Clouds over the Ivory Tower

Interesting thoughts from Redmonk on adoption of Cloud computing in Enterprise space, looking further then only the economics (reaction on recent McKinsey report about this).

Some extracts:

It being McKinsey, you can assume the math is correct. For once, though, I think the numbers fail to tell the story. Though whether that’s their fault or McKinsey’s is open to question.

For those that missed it, the folks over the Uptime Institute engaged the celebrated management consultancy in a project to look at cloud computing. After examining the technology and the economics, McKinsey produced a presentation entitled “Clearing the air on cloud computing” that concluded that while cloud computing has undeniable benefits, “many of the claims being made about cloud computing have lead some to the point of ‘irrational exuberance’ and unrealistic expectations.” In Uptime’s words, anyway.

Tim’s primary criticism of the McKinsey piece is that economics are not the sole predictor of success within the technology space.

Getting Stuff Done · At the end of the day, that’s all that matters. When a new technology arrives, if it’s basically affordable and it lets you do your job faster and better, well, it just doesn’t matter if it’s a little more expensive or a little less secure or any of those other things. It’s going to happen.

Precisely. McKinsey’s numbers, in my opinion, are being handed down from an Ivory Tower.
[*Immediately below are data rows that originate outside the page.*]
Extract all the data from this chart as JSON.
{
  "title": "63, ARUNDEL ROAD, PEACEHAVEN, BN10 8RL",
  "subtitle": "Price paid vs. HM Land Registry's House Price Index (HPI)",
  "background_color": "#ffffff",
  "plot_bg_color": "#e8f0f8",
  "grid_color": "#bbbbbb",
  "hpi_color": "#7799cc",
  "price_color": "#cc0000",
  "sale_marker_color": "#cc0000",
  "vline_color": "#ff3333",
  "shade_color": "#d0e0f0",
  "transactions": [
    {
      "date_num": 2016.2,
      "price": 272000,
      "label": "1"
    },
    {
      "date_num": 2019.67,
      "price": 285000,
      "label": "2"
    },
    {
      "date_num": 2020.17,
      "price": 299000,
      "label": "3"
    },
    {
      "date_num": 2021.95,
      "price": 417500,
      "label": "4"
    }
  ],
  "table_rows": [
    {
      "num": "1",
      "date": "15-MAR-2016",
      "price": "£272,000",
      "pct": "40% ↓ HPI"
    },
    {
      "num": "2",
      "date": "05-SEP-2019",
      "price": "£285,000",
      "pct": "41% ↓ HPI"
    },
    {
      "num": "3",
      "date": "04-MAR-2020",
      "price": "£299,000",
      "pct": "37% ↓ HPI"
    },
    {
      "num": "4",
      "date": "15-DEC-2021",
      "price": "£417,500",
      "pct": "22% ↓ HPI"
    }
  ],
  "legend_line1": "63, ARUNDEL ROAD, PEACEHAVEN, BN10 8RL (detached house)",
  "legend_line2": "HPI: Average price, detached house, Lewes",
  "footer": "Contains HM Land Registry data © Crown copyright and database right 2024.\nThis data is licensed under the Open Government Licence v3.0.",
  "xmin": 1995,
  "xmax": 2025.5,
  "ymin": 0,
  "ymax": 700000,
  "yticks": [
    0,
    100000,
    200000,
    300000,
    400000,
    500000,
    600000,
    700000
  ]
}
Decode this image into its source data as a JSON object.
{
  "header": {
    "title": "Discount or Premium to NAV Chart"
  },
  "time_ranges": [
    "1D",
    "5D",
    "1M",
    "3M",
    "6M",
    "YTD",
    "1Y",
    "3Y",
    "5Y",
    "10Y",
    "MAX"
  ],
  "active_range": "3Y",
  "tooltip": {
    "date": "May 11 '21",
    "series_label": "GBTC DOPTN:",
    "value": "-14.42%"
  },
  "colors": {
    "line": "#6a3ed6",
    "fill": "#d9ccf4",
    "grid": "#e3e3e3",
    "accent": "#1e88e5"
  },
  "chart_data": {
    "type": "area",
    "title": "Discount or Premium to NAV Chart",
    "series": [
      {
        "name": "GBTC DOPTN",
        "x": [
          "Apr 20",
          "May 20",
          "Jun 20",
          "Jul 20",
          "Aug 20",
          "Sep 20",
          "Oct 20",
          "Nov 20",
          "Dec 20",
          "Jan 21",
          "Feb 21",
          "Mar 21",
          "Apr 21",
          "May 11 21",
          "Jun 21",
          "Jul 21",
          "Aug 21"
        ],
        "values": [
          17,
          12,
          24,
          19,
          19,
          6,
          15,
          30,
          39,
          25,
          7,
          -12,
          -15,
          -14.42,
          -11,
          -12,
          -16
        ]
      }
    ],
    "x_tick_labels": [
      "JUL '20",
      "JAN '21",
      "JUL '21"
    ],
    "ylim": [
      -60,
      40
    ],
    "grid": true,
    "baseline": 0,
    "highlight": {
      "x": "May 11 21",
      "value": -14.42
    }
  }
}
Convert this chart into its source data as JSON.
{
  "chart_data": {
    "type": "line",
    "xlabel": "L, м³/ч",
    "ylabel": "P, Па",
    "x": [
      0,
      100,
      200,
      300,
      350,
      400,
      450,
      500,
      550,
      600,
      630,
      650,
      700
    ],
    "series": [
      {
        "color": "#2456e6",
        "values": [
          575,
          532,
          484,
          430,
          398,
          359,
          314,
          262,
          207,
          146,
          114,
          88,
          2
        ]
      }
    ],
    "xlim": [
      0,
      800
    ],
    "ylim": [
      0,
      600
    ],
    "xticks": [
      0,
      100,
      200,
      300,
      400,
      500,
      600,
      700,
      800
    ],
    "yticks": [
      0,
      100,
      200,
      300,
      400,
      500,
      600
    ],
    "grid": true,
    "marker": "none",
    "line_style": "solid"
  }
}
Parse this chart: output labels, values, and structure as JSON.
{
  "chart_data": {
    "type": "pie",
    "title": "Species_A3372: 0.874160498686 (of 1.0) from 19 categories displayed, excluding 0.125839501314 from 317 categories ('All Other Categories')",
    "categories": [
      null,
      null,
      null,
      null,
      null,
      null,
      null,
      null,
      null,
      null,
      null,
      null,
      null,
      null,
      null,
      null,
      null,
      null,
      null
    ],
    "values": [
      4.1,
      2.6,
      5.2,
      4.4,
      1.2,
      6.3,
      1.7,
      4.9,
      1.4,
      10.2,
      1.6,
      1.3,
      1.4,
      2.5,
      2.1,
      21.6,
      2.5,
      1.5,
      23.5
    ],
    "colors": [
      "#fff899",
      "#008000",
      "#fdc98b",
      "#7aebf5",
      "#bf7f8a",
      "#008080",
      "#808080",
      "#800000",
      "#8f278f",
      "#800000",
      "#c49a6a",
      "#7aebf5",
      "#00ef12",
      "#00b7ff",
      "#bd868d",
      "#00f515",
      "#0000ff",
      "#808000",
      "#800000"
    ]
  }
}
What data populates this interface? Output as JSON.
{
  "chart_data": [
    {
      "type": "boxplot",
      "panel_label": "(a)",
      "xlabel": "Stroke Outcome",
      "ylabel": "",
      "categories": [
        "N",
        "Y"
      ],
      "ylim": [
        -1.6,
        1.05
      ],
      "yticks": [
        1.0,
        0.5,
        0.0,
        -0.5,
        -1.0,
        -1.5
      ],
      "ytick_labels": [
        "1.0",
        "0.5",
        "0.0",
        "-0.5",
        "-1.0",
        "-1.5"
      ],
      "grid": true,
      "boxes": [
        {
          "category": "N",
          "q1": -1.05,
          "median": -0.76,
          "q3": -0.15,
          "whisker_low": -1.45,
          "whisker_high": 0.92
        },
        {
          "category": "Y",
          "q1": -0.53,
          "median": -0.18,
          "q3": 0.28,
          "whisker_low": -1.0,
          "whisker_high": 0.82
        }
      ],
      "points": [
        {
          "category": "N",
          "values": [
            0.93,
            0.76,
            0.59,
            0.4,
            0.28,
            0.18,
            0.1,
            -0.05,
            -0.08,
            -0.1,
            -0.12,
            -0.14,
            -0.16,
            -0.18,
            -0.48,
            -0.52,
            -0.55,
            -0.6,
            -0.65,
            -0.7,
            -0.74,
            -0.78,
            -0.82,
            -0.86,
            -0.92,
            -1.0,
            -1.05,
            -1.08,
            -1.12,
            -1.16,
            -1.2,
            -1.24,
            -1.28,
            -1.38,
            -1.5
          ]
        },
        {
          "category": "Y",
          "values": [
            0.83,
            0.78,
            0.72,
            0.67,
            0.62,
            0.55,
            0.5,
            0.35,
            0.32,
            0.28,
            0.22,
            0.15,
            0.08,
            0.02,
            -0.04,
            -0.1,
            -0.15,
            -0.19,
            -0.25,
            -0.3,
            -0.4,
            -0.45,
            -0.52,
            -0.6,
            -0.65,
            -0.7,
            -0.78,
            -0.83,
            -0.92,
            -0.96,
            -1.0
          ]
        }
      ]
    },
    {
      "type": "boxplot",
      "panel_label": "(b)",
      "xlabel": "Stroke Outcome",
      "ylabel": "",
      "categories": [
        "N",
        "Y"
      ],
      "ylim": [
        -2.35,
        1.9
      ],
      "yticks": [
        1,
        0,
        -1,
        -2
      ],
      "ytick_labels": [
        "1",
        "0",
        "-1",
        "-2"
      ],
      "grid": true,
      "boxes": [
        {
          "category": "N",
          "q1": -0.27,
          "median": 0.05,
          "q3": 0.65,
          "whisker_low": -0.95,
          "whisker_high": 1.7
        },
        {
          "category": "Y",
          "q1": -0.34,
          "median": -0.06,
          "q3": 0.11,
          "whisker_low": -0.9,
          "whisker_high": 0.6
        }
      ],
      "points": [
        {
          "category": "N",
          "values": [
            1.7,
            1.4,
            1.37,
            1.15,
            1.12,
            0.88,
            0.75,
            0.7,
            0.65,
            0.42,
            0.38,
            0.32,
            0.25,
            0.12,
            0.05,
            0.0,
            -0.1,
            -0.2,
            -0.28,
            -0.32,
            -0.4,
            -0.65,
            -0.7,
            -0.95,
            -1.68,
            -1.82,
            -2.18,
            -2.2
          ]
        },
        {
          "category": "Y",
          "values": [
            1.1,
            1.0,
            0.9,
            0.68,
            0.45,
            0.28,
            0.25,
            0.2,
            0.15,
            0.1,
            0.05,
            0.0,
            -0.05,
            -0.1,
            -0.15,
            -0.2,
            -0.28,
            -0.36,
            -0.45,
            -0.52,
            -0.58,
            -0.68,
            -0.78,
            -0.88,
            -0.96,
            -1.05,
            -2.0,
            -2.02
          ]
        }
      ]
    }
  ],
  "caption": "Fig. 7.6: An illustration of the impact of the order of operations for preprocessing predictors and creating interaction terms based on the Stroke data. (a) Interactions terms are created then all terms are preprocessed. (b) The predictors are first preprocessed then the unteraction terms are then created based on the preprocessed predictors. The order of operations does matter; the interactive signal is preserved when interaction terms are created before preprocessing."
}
Who would contemplate the migration of their entire datacenter investments to the cloud? Forget the economics: unless the cloud offerings were effectively free - which McKinsey has convincingly proven they are not - the risks of migration would far outweigh the potential economic returns. In a world where US tax returns are being processed by COBOL programs written in the 60’s, I find the notion of wholesale migration - one of the assumptions for portions of the presentation - exceedingly problematic. It’s akin to questioning the economics of converting the entirety of one’s application portfolio to Visual Basic because that language is easy to learn.